MOJO #106

DAVE MATTHEWS BAND
THE FLY
LANÇAMENTO: 24/01/2009


Pressinto. Esse vento cortante da cidade do cinza carrega os rumores do meu próximo naufrágio. Ando cansada de submergir. Inesperadamente afundo e não há datas para vir à tona. Tenho feridas na carne do meu rosto. Tenho feridas na língua que nunca cicatrizam.

Sei que essas marcas reincidem para me lembrar a direção estreita. São os excessos da minha voz, sobras da minha fala viciada, manchas do meu silêncio, avisos da minha contenção. Ausência de mim em mim. Essas ulcerações me voltam para não me deixar esquecer: não mais a arrogância, não mais a soberba, não mais a intolerância, não mais rigidez, não mais guerrear. Não e não.

Recomeço a ver vultos nos cantos da casa, me assaltam os arrepios, os calafrios, as dormências pela alma. Passa a me escapar a noção do tempo do relógio e deslizo para dentro dessa fenda pegajosa do tempo inteiro, em que me encontram passados e futuros, culpas e desamores, e raros acertos. Inferno astral. Avesso. Esquizofrenia, paranoia profunda, escassez de luz, o horror das minhas olheiras no espelho.

Eu não quero ir, juro, mas não sei ficar. Não suporto ficar. Preciso rasgar a garganta e deixar sair a luz, mas as minhas unhas caem como caspa, uma a uma. Ficam os meus dedos nus e também eles não aguentam o toque. Não quero que ninguém me toque. Quero que qualquer um me toque. Me olhe. Me estenda a mão. Me acolha. Me assopre.
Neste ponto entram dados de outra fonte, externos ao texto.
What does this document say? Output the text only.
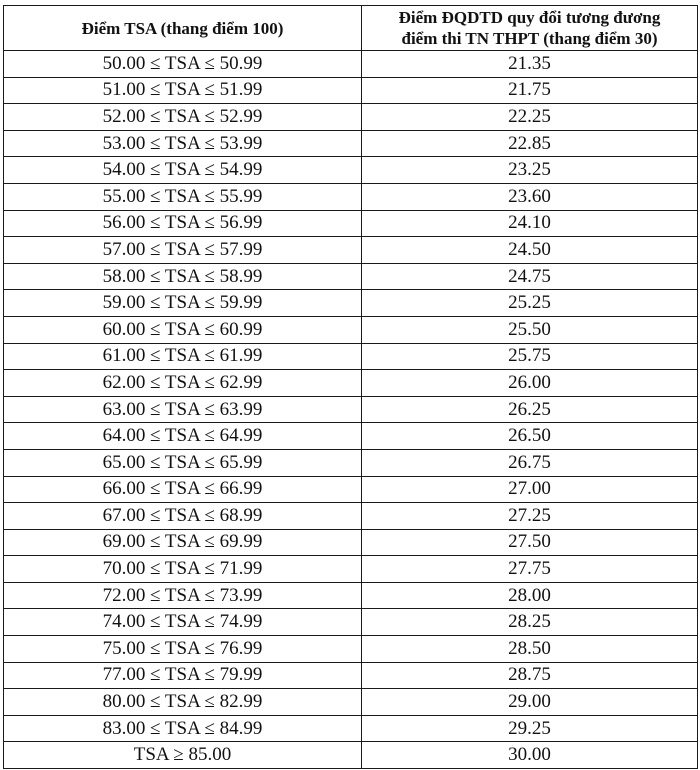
Điểm TSA (thang điểm 100)	Điểm ĐQDTD quy đổi tương đương
điểm thi TN THPT (thang điểm 30)
50.00 ≤ TSA ≤ 50.99	21.35
51.00 ≤ TSA ≤ 51.99	21.75
52.00 ≤ TSA ≤ 52.99	22.25
53.00 ≤ TSA ≤ 53.99	22.85
54.00 ≤ TSA ≤ 54.99	23.25
55.00 ≤ TSA ≤ 55.99	23.60
56.00 ≤ TSA ≤ 56.99	24.10
57.00 ≤ TSA ≤ 57.99	24.50
58.00 ≤ TSA ≤ 58.99	24.75
59.00 ≤ TSA ≤ 59.99	25.25
60.00 ≤ TSA ≤ 60.99	25.50
61.00 ≤ TSA ≤ 61.99	25.75
62.00 ≤ TSA ≤ 62.99	26.00
63.00 ≤ TSA ≤ 63.99	26.25
64.00 ≤ TSA ≤ 64.99	26.50
65.00 ≤ TSA ≤ 65.99	26.75
66.00 ≤ TSA ≤ 66.99	27.00
67.00 ≤ TSA ≤ 68.99	27.25
69.00 ≤ TSA ≤ 69.99	27.50
70.00 ≤ TSA ≤ 71.99	27.75
72.00 ≤ TSA ≤ 73.99	28.00
74.00 ≤ TSA ≤ 74.99	28.25
75.00 ≤ TSA ≤ 76.99	28.50
77.00 ≤ TSA ≤ 79.99	28.75
80.00 ≤ TSA ≤ 82.99	29.00
83.00 ≤ TSA ≤ 84.99	29.25
TSA ≥ 85.00	30.00
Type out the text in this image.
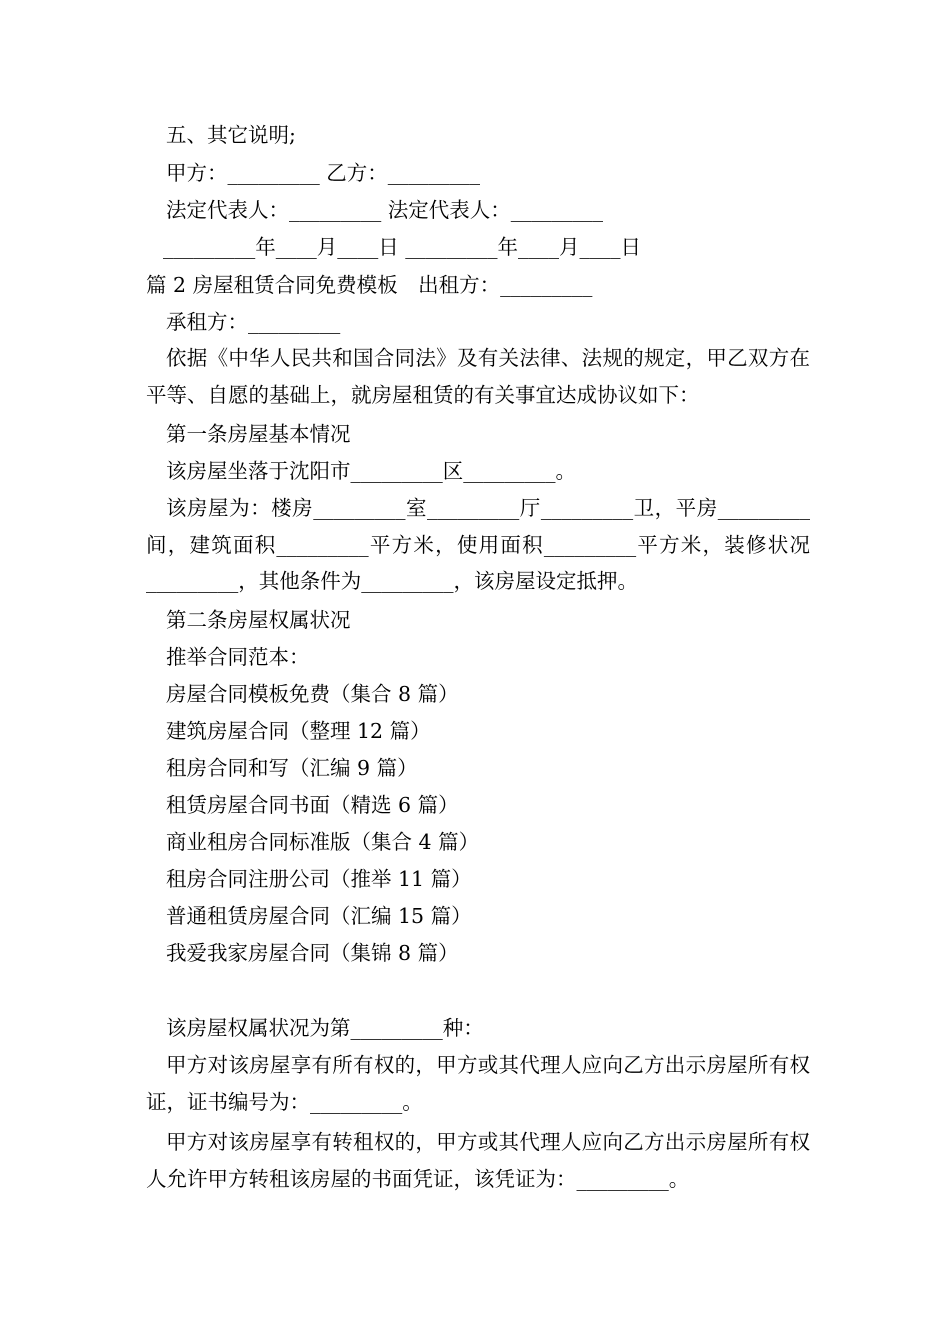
五、其它说明;
甲方：_________ 乙方：_________
法定代表人：_________ 法定代表人：_________
_________年____月____日 _________年____月____日
篇 2 房屋租赁合同免费模板　出租方：_________
承租方：_________
依据《中华人民共和国合同法》及有关法律、法规的规定，甲乙双方在平等、自愿的基础上，就房屋租赁的有关事宜达成协议如下：
第一条房屋基本情况
该房屋坐落于沈阳市_________区_________。
该房屋为：楼房_________室_________厅_________卫，平房_________间，建筑面积_________平方米，使用面积_________平方米，装修状况_________，其他条件为_________，该房屋设定抵押。
第二条房屋权属状况
推举合同范本：
房屋合同模板免费（集合 8 篇）
建筑房屋合同（整理 12 篇）
租房合同和写（汇编 9 篇）
租赁房屋合同书面（精选 6 篇）
商业租房合同标准版（集合 4 篇）
租房合同注册公司（推举 11 篇）
普通租赁房屋合同（汇编 15 篇）
我爱我家房屋合同（集锦 8 篇）
该房屋权属状况为第_________种：
甲方对该房屋享有所有权的，甲方或其代理人应向乙方出示房屋所有权证，证书编号为：_________。
甲方对该房屋享有转租权的，甲方或其代理人应向乙方出示房屋所有权人允许甲方转租该房屋的书面凭证，该凭证为：_________。
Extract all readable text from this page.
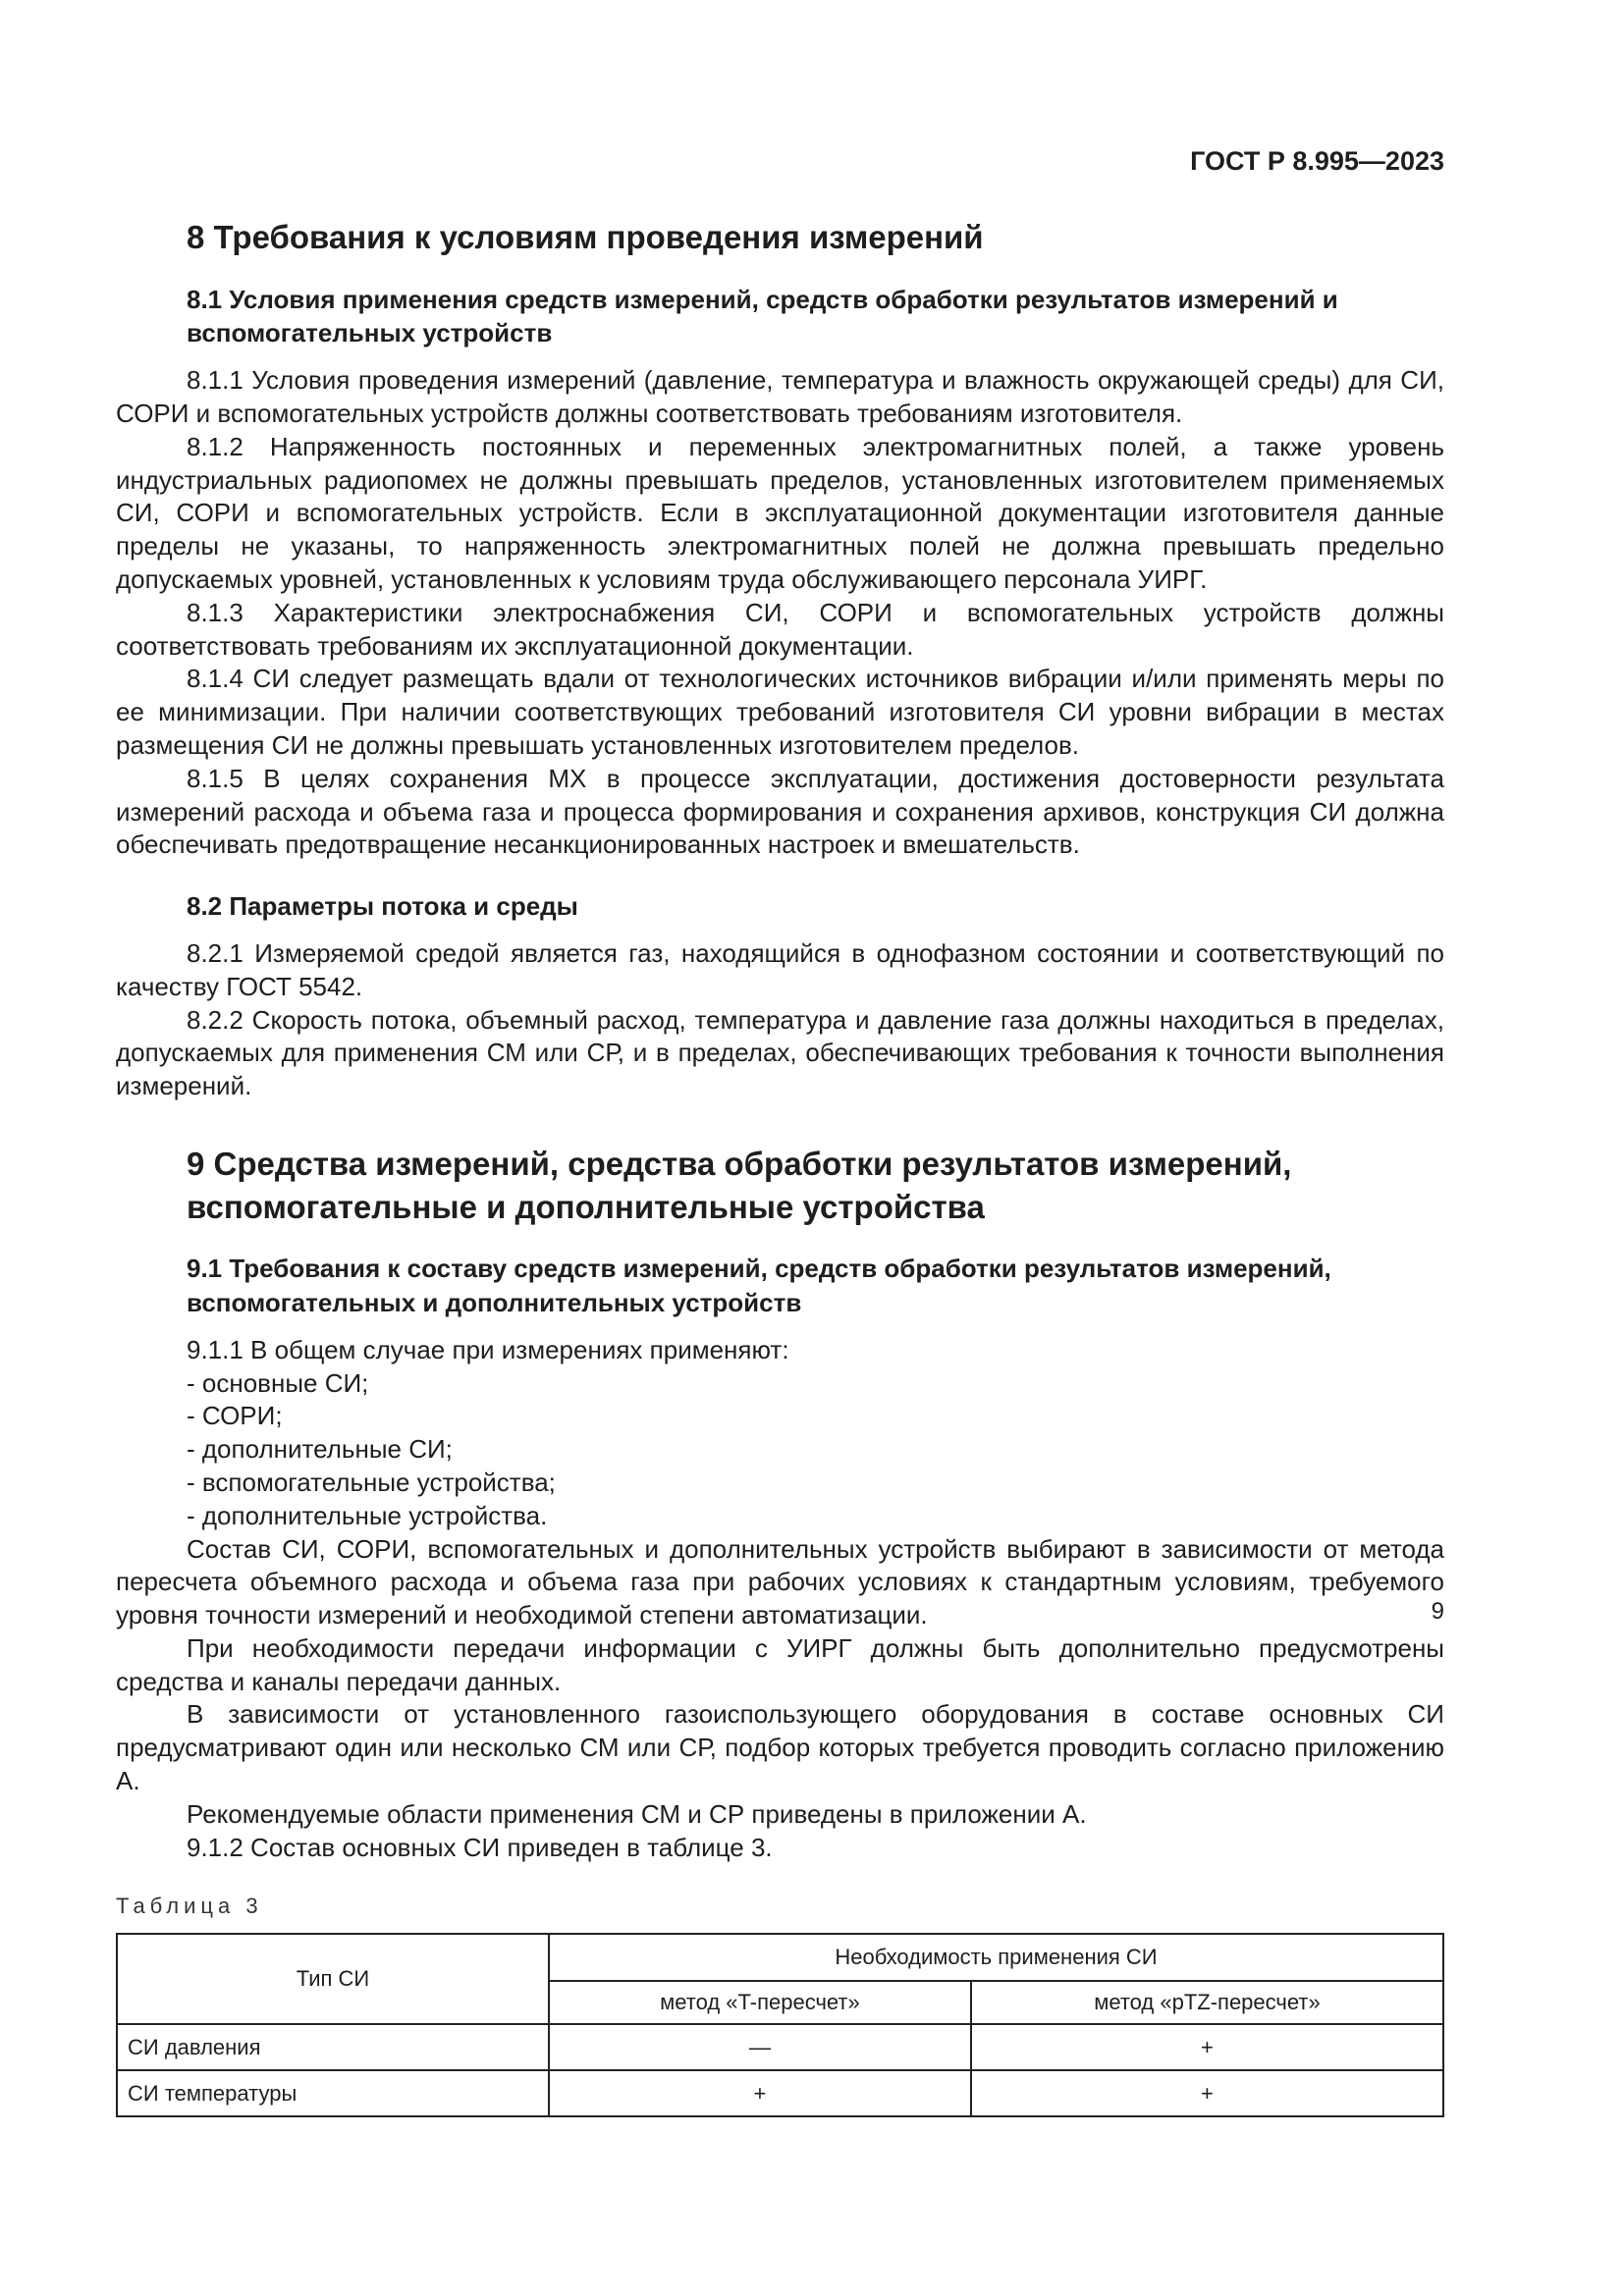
ГОСТ Р 8.995—2023
8 Требования к условиям проведения измерений
8.1 Условия применения средств измерений, средств обработки результатов измерений и вспомогательных устройств

8.1.1 Условия проведения измерений (давление, температура и влажность окружающей среды) для СИ, СОРИ и вспомогательных устройств должны соответствовать требованиям изготовителя.

8.1.2 Напряженность постоянных и переменных электромагнитных полей, а также уровень индустриальных радиопомех не должны превышать пределов, установленных изготовителем применяемых СИ, СОРИ и вспомогательных устройств. Если в эксплуатационной документации изготовителя данные пределы не указаны, то напряженность электромагнитных полей не должна превышать предельно допускаемых уровней, установленных к условиям труда обслуживающего персонала УИРГ.

8.1.3 Характеристики электроснабжения СИ, СОРИ и вспомогательных устройств должны соответствовать требованиям их эксплуатационной документации.

8.1.4 СИ следует размещать вдали от технологических источников вибрации и/или применять меры по ее минимизации. При наличии соответствующих требований изготовителя СИ уровни вибрации в местах размещения СИ не должны превышать установленных изготовителем пределов.

8.1.5 В целях сохранения МХ в процессе эксплуатации, достижения достоверности результата измерений расхода и объема газа и процесса формирования и сохранения архивов, конструкция СИ должна обеспечивать предотвращение несанкционированных настроек и вмешательств.

8.2 Параметры потока и среды

8.2.1 Измеряемой средой является газ, находящийся в однофазном состоянии и соответствующий по качеству ГОСТ 5542.

8.2.2 Скорость потока, объемный расход, температура и давление газа должны находиться в пределах, допускаемых для применения СМ или СР, и в пределах, обеспечивающих требования к точности выполнения измерений.

9 Средства измерений, средства обработки результатов измерений, вспомогательные и дополнительные устройства
9.1 Требования к составу средств измерений, средств обработки результатов измерений, вспомогательных и дополнительных устройств

9.1.1 В общем случае при измерениях применяют:

- основные СИ;

- СОРИ;

- дополнительные СИ;

- вспомогательные устройства;

- дополнительные устройства.

Состав СИ, СОРИ, вспомогательных и дополнительных устройств выбирают в зависимости от метода пересчета объемного расхода и объема газа при рабочих условиях к стандартным условиям, требуемого уровня точности измерений и необходимой степени автоматизации.

При необходимости передачи информации с УИРГ должны быть дополнительно предусмотрены средства и каналы передачи данных.

В зависимости от установленного газоиспользующего оборудования в составе основных СИ предусматривают один или несколько СМ или СР, подбор которых требуется проводить согласно приложению А.

Рекомендуемые области применения СМ и СР приведены в приложении А.

9.1.2 Состав основных СИ приведен в таблице 3.

Таблица 3
Тип СИ	Необходимость применения СИ	
	метод «T-пересчет»	метод «pTZ-пересчет»
СИ давления	—	+
СИ температуры	+	+
9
Não sei dirigir, mas eu mesma me atropelo constantemente. Avanço com o carro para adiante e engato a ré e... posso me ouvir rindo alto, nervosa, doente. Essa que me esmaga não sou eu. Só uma casca fria. Os outros, aqueles que vagam, entram nessa capa revestida de nódoas e assumem o controle. Eles não se penteiam, não tomam banho, não abraçam, não flutuam. Eles ainda não aprenderam a destrancar as janelas e sair. Eles não se reconhecem sobre os próprios pés. Alguns nem tem mais pés. Eles olham os meus e os querem para si. Querem os meus pés, as minhas mãos, a minha pele, a minha língua. Eles avançam feito varejeiras na carne crua... e me abandonam, dilacerada, quando consigo chorar.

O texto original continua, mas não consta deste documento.